Guatemalan women take on Canada’s mining giants over ‘horrific human rights abuses’ – by Ashifa Kassam (The Guardian – December 13, 2017)

https://www.theguardian.com/

On the 20th floor of an office tower in the heart of Toronto’s financial district, Irma Yolanda Choc Cac’s bright pink embroidered blouse and handwoven skirt contrasted with the suits of the lawyers around her as she detailed the hardest day of her life.

It was the first time Choc Cac had ever left Guatemala. But the story that she and 10 other Maya Q’eqchi’ women had come to tell is at the heart of a precedent-setting legal challenge pitting indigenous people against a transnational corporation – and which has cast a chill over Canada’s vast mining industry.

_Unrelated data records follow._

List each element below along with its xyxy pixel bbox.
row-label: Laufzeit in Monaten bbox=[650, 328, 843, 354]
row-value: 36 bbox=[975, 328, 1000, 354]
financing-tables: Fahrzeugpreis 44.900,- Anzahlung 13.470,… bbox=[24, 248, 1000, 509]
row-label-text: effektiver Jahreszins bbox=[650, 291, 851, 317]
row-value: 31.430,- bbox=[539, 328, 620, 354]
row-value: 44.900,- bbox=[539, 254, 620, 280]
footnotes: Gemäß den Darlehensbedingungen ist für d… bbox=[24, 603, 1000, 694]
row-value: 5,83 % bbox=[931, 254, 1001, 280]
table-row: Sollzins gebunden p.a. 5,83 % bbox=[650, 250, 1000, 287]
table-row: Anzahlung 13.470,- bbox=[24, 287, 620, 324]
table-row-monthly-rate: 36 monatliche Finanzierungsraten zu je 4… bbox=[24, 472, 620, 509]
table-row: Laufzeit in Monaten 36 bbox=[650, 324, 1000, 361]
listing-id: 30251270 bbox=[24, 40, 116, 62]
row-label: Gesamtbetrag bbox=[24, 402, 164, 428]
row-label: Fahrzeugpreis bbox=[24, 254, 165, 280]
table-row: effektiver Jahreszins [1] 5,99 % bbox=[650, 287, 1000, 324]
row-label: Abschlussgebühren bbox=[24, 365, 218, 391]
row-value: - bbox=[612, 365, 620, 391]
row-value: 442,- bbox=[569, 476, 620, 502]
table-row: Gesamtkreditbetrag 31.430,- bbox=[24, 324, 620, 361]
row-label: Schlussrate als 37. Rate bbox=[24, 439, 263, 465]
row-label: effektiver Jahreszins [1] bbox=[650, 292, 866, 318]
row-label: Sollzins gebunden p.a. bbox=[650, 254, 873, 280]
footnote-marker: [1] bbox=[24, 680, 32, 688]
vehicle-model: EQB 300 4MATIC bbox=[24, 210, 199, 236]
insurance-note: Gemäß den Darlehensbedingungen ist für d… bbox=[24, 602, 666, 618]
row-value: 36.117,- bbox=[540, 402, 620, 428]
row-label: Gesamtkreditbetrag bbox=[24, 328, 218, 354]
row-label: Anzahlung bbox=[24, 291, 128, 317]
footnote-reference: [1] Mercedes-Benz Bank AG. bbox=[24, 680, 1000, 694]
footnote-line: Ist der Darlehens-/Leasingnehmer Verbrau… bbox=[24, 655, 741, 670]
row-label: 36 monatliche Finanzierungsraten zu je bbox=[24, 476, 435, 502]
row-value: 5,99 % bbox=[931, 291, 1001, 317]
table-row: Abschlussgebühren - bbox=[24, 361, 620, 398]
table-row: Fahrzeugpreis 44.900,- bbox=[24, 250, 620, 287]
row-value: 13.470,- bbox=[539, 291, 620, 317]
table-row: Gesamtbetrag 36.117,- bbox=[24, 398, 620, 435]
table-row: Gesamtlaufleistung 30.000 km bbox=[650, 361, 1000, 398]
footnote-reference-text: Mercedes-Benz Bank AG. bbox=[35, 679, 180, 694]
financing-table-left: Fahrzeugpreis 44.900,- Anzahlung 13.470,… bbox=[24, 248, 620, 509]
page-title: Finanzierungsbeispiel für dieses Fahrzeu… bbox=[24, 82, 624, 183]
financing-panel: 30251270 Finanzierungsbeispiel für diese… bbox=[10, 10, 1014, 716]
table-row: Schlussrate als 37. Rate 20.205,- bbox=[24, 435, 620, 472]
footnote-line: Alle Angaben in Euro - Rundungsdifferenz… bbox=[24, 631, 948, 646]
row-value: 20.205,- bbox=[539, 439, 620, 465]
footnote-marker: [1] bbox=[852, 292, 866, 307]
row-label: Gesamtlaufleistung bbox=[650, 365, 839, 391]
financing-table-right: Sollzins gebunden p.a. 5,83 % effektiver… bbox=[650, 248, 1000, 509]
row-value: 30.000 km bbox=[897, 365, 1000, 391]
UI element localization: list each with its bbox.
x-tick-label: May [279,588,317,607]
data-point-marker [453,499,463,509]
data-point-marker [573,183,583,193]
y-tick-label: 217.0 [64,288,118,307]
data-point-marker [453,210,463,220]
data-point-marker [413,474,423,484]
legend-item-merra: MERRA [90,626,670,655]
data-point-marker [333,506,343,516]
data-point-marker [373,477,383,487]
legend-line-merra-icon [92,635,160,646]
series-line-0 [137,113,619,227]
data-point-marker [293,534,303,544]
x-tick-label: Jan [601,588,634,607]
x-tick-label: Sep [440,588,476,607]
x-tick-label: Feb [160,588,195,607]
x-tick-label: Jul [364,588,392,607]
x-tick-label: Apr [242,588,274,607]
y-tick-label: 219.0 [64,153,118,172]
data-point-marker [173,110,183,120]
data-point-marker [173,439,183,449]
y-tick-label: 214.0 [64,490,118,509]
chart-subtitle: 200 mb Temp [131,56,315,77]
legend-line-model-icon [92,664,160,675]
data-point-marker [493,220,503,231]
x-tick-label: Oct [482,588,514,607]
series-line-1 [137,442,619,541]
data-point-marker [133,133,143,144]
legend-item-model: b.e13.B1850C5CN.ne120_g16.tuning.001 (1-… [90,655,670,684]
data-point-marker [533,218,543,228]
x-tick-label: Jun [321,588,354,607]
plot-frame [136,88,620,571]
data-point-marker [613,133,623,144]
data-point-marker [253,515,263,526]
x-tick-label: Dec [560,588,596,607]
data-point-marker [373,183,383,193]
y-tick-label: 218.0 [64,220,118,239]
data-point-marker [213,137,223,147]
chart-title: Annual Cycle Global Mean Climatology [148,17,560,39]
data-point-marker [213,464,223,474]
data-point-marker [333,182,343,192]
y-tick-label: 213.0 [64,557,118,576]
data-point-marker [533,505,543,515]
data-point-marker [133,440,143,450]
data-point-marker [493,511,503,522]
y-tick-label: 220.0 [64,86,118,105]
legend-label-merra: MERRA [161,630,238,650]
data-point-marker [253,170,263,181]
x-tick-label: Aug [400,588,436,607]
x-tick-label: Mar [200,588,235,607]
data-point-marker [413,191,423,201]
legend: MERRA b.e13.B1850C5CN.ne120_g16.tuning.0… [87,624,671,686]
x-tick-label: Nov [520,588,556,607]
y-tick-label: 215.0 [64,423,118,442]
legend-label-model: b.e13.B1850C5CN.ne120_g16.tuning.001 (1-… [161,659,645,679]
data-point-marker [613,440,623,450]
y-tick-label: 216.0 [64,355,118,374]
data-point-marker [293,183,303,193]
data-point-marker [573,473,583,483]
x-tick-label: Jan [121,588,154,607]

The case centres on allegations dating back to 2007, when the women say hundreds of police, military and and private security personnel linked to a Canadian mining company descended on the secluded village of Lote Ocho in eastern Guatemala.

A few days earlier, security personnel had set dozens of homes ablaze in a bid to force the villagers off their ancestral lands, according to court documents.

But on 17 January, the men were out in the fields, tending to crops of corn and cardamom, and the women were alone. The 11 women say they were raped repeatedly by the armed men. Choc Cac – three months pregnant at the time – was with her 10-year-old daughter when she was seized by the men, some of whom were in uniform.